Today, the 33-year-old son of DDB Worldwide CEO Keith Reinhard is back in the fast-food world. This time, he's group creative director at FCB Worldwide, San Francisco where he and copywriter Tom O'Keefe, are developing a new positioning campaign for Taco Bell. FCB this summer picked up creative for the $204 million Taco Bell account after the marketer ended its long run with former agency TBWA/Chiat/Day, Playa del Rey, Calif.
Mr. Reinhard so far has worked on one spot for a group of 99› Chalupas and now has the opportunity to produce what may be a watershed campaign for FCB's San Francisco office. The shop, once a leading creative power under the late Mike Koelker, has been working to develop a calling card campaign under Geoff Thompson, FCB's worldwide creative director, and Rooney Carruthers, San Francisco executive creative director.
Mr. Reinhard was working in Los Angeles as creative director at Web developer Kick Media when Mr. Thompson reunited him and Mr. O'Keefe to work on the Amazon.com business. The partners had earlier worked together at FCB's Chicago office.
Last year at about this time Mr. Reinhard was working on those spots, done in a style reminiscent of Mitch Miller's "Sing Along With Mitch" program that stood out from the 1999 holiday clutter dominated by dot-com sophomoric humor. "We decided to show the spirit of Amazon.com, a friendly Web site," he said.
Mr. Reinhard grew up in Chicago, one of seven Reinhard children. "I spent my weekends hanging out in the mount room smelling the markers at Needham in Chicago," he said, referring to a room where art directors put the finishing touches on their work. He attended DePauw University in Green Castle, Ind., majoring in art. His first job was with a graphics company; among his projects there, he designed drawings that showed employees at GMC plants the proper way to sew car seat covers.
MAKING HIS MARK
But Mr. Reinhard believes he and Mr. O'Keefe made their mark in advertising in 1994 when they worked for FCB Worldwide's Chicago office, developing spots for Cadbury-Schweppes fruit-flavor ginger ales. The ads, with a retro '60s look, referenced the British invasion heralded by the Beatles.

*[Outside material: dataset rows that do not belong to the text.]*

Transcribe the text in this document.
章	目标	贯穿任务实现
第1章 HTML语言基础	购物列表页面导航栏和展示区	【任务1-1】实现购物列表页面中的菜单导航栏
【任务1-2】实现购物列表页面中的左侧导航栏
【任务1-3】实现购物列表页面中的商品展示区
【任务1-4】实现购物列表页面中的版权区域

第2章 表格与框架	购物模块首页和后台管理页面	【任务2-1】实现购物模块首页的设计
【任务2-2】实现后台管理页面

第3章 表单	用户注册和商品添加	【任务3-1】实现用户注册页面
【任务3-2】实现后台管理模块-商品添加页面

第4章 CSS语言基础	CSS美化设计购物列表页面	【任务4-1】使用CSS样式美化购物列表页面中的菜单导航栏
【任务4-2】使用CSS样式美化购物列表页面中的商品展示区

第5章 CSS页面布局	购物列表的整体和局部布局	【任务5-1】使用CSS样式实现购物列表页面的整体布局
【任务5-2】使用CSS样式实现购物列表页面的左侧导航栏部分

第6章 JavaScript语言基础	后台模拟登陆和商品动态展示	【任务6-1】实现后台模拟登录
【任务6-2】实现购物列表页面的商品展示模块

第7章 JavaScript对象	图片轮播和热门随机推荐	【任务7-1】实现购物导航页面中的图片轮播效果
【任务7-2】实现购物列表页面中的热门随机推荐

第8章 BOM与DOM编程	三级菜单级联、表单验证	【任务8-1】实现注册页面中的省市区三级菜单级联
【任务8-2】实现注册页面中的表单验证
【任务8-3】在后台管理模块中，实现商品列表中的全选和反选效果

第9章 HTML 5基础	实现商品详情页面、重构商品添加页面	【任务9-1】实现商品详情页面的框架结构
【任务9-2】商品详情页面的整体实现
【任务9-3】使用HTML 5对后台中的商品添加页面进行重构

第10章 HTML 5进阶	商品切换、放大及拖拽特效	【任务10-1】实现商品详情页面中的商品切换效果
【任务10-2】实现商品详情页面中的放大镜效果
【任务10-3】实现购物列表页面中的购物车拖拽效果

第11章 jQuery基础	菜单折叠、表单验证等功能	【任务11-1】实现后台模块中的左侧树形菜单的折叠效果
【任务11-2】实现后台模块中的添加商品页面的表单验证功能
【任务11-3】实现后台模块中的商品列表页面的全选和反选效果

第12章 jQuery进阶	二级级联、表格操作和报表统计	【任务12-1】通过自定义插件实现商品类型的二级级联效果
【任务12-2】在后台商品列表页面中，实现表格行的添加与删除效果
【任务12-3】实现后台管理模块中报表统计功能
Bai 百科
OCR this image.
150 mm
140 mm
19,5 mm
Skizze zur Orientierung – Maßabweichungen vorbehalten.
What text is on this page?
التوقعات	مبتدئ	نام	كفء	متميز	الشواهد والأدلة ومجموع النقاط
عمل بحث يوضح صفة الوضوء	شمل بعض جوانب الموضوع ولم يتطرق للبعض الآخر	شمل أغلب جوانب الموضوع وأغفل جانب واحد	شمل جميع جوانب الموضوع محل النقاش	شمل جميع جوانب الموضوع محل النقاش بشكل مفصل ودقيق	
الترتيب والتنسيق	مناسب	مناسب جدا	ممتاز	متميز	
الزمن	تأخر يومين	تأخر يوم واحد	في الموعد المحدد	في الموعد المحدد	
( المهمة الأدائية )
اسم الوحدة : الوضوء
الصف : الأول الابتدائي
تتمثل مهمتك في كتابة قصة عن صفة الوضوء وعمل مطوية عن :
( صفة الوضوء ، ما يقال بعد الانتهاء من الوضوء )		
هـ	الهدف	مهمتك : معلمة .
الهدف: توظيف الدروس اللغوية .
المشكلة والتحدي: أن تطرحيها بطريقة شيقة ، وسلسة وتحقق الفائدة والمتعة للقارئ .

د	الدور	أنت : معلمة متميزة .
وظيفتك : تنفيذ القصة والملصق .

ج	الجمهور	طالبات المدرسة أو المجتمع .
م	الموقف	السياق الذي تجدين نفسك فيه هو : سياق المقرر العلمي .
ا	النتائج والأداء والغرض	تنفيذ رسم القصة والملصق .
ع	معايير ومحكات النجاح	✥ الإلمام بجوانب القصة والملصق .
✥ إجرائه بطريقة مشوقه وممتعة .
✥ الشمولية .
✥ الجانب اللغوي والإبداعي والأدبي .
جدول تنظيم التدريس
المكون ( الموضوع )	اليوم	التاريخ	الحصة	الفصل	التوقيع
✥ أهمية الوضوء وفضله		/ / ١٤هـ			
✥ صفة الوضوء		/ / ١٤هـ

Mr. Reinhard has been careful to avoid working for the agency that now shares the McDonald's Corp. business. "I already entered a business that has pretty big footsteps," said Mr. Reinhard, adding that if he were to join the same company as his father, "I'd be asking for trouble."
The elder Mr. Reinhard agreed. He said he discouraged his children from entering the ad business, noting "the vicissitudes can knock you down," among them the propensity for rejection, instability and ambiguity. Besides, he added, "I wouldn't want Matt to be in this company. He has more talent than I do."